しみじみと改めてそんなことを思ったのは、女の子達に声掛けられてるレンの姿を見かけたから。
少し離れてただけあれだからすごいとしか言いようがない。

今回立ち寄った街は仕事ではなく休養目的。小さなその街ではちょうど、数日に渡る盛大なお祭りが開かれていた。
屋台や見せ物など、楽しそうなものがいっぱいでわくわくする。
わくわくするんだけど、


「よかったら一緒にお祭り回りませんか?」
「旅の方ですよね、案内しますよ」


少し離れたところにいても、そんな会話が聞こえてくる。
女の子達はレンの嫌いなタイプじゃない(と思う。声掛けてくる時点でダメなのかもしれないけど)、可愛らしい感じの子達だ。

まぁ、今回は仕事ないし、自由に過ごせるはず。私ともいつも一緒じゃなくていいもんね。レンがあの子達とお祭り回るのなら私は1人で行こっかな。
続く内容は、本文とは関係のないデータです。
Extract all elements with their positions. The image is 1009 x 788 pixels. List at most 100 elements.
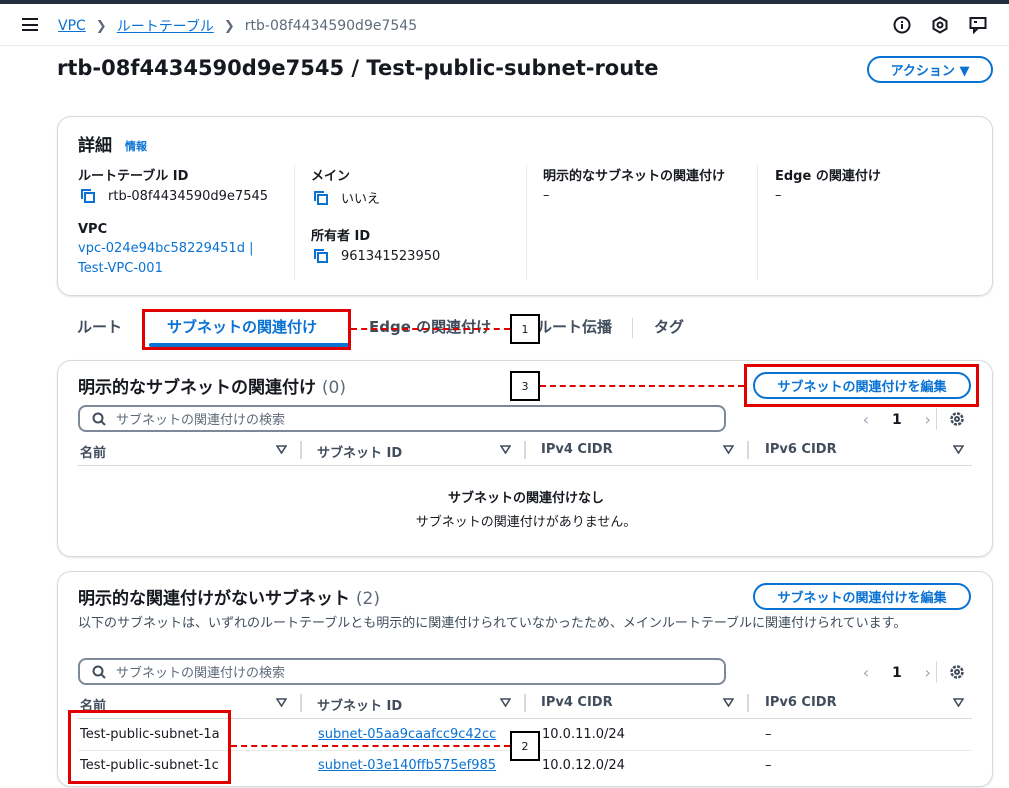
copy-icon[interactable] (313, 248, 329, 264)
vpc-label: VPC (78, 222, 108, 237)
annotation-box-subnet-tab (142, 309, 351, 350)
gear-icon[interactable] (948, 663, 966, 681)
annotation-box-edit-button (744, 364, 979, 407)
menu-icon[interactable] (22, 18, 38, 31)
breadcrumb: VPC ❯ ルートテーブル ❯ rtb-08f4434590d9e7545 (58, 16, 417, 36)
vpc-name-link[interactable]: Test-VPC-001 (78, 259, 268, 279)
column-divider (294, 165, 295, 280)
chevron-right-icon: ❯ (223, 18, 235, 34)
pagination: ‹ 1 › (858, 663, 936, 682)
sort-icon[interactable] (276, 698, 287, 707)
section-description: 以下のサブネットは、いずれのルートテーブルとも明示的に関連付けられていなかったた… (78, 616, 907, 631)
details-panel: 詳細 情報 ルートテーブル ID rtb-08f4434590d9e7545 V… (57, 116, 993, 296)
search-icon (92, 412, 106, 426)
tab-tags[interactable]: タグ (654, 316, 684, 337)
empty-state-title: サブネットの関連付けなし (447, 491, 604, 506)
info-link[interactable]: 情報 (125, 138, 147, 154)
ipv6-cidr: – (765, 758, 772, 773)
explicit-subnet-label: 明示的なサブネットの関連付け (543, 169, 726, 184)
sort-icon[interactable] (500, 698, 511, 707)
details-heading: 詳細 (78, 136, 112, 156)
column-ipv6-cidr[interactable]: IPv6 CIDR (765, 442, 837, 457)
ipv4-cidr: 10.0.12.0/24 (542, 758, 625, 773)
sort-icon[interactable] (953, 698, 964, 707)
callout-1: 1 (510, 314, 540, 344)
callout-3: 3 (510, 371, 540, 401)
owner-id-value: 961341523950 (311, 248, 440, 264)
main-value: いいえ (311, 188, 440, 207)
owner-id-label: 所有者 ID (311, 229, 371, 244)
top-navigation: VPC ❯ ルートテーブル ❯ rtb-08f4434590d9e7545 (0, 4, 1009, 46)
breadcrumb-route-tables[interactable]: ルートテーブル (117, 16, 214, 36)
prev-page-icon[interactable]: ‹ (858, 410, 874, 429)
annotation-line-3 (540, 385, 744, 387)
column-divider (524, 441, 526, 459)
gear-icon[interactable] (948, 410, 966, 428)
next-page-icon[interactable]: › (920, 410, 936, 429)
route-table-id-label: ルートテーブル ID (78, 169, 189, 184)
breadcrumb-vpc[interactable]: VPC (58, 18, 86, 34)
column-divider (747, 441, 749, 459)
sort-icon[interactable] (276, 445, 287, 454)
explicit-title-text: 明示的なサブネットの関連付け (78, 378, 316, 398)
search-placeholder: サブネットの関連付けの検索 (116, 666, 286, 681)
prev-page-icon[interactable]: ‹ (858, 663, 874, 682)
next-page-icon[interactable]: › (920, 663, 936, 682)
edge-association-label: Edge の関連付け (775, 169, 881, 184)
column-ipv4-cidr[interactable]: IPv4 CIDR (541, 442, 613, 457)
owner-id-text: 961341523950 (341, 248, 441, 264)
column-divider (300, 441, 302, 459)
tab-edge-associations[interactable]: Edge の関連付け (369, 316, 491, 337)
tab-routes[interactable]: ルート (77, 316, 122, 337)
annotation-line-2 (231, 745, 510, 747)
feedback-icon[interactable] (969, 16, 987, 34)
column-divider (757, 165, 758, 280)
explicit-associations-heading: 明示的なサブネットの関連付け (0) (78, 373, 346, 398)
search-input-2[interactable]: サブネットの関連付けの検索 (78, 658, 726, 685)
search-input[interactable]: サブネットの関連付けの検索 (78, 405, 726, 432)
empty-state-description: サブネットの関連付けがありません。 (415, 515, 637, 530)
column-ipv4-cidr[interactable]: IPv4 CIDR (541, 695, 613, 710)
sort-icon[interactable] (500, 445, 511, 454)
actions-button[interactable]: アクション ▼ (867, 56, 993, 83)
annotation-line-1 (351, 328, 510, 330)
vpc-link[interactable]: vpc-024e94bc58229451d | (78, 239, 268, 259)
pager-divider (936, 408, 937, 430)
column-subnet-id[interactable]: サブネット ID (317, 695, 402, 714)
annotation-box-subnet-names (68, 710, 231, 784)
column-subnet-id[interactable]: サブネット ID (317, 442, 402, 461)
page-number[interactable]: 1 (892, 665, 902, 681)
details-column-1: ルートテーブル ID rtb-08f4434590d9e7545 VPC vpc… (78, 165, 268, 279)
details-column-4: Edge の関連付け – (775, 165, 881, 203)
ipv6-cidr: – (765, 727, 772, 742)
sort-icon[interactable] (723, 445, 734, 454)
implicit-count: (2) (355, 589, 381, 609)
explicit-subnet-value: – (543, 188, 550, 203)
tab-divider (632, 318, 633, 338)
settings-hex-icon[interactable] (931, 16, 949, 34)
chevron-right-icon: ❯ (95, 18, 107, 34)
page-number[interactable]: 1 (892, 412, 902, 428)
table-header: 名前 サブネット ID IPv4 CIDR IPv6 CIDR (78, 436, 972, 466)
sort-icon[interactable] (953, 445, 964, 454)
column-ipv6-cidr[interactable]: IPv6 CIDR (765, 695, 837, 710)
details-column-2: メイン いいえ 所有者 ID 961341523950 (311, 165, 440, 264)
sort-icon[interactable] (723, 698, 734, 707)
edit-subnet-associations-button-2[interactable]: サブネットの関連付けを編集 (753, 583, 971, 610)
subnet-id-link[interactable]: subnet-05aa9caafcc9c42cc (318, 727, 496, 742)
info-icon[interactable] (893, 16, 911, 34)
details-column-3: 明示的なサブネットの関連付け – (543, 165, 725, 203)
edge-association-value: – (775, 188, 782, 203)
callout-2: 2 (510, 731, 540, 761)
copy-icon[interactable] (313, 190, 329, 206)
copy-icon[interactable] (80, 188, 96, 204)
route-table-id-text: rtb-08f4434590d9e7545 (108, 188, 269, 204)
search-icon (92, 665, 106, 679)
breadcrumb-current: rtb-08f4434590d9e7545 (244, 18, 418, 34)
column-name[interactable]: 名前 (80, 442, 106, 461)
column-divider (524, 694, 526, 712)
ipv4-cidr: 10.0.11.0/24 (542, 727, 625, 742)
route-table-id-value: rtb-08f4434590d9e7545 (78, 188, 268, 204)
subnet-id-link[interactable]: subnet-03e140ffb575ef985 (318, 758, 496, 773)
tab-route-propagation[interactable]: ルート伝播 (537, 316, 612, 337)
そう考えてると、レンが私に気付いたみたいだ。翠の瞳が真っ直ぐこちらを見た。

すると、一言二言女の子達に何かを言ったレンは私の方へと歩いてきた。


「何してんだ、ソラ。ぼーっとして」
「え、いや、別に!」
「? なら行くか」
「え!?」


そのまま歩きだそうとするレンに思わず驚きの声を上げる。レンが不思議そうに私を見た。


「どした?」
「あの女の子達とお祭り回らないでいいの?」


私の問いかけにレンはますます不思議そうに軽く首を傾げる。


「なんで?」
「なんでって…誘われてたよね?」


口ごもる私にレンはああ、と一言。


「断ったけど」
「断った!?」
「そんな驚くことか?」


呆れたようなレンの表情に少し戸惑ってしまう。


「えっと、まぁ…」
「つーか、行くわけねぇよ。ソラがいるのに」
「え…」


それは、どういう意味だろう。


「ほら、祭り見て回りたいんだろ?早くしねぇと時間なくなるぞ」
「う、うん!」


急かされたことでその問いを聞くことは出来なかったけど。
でも、なんだか心があったかくて自然と笑みがこぼれた。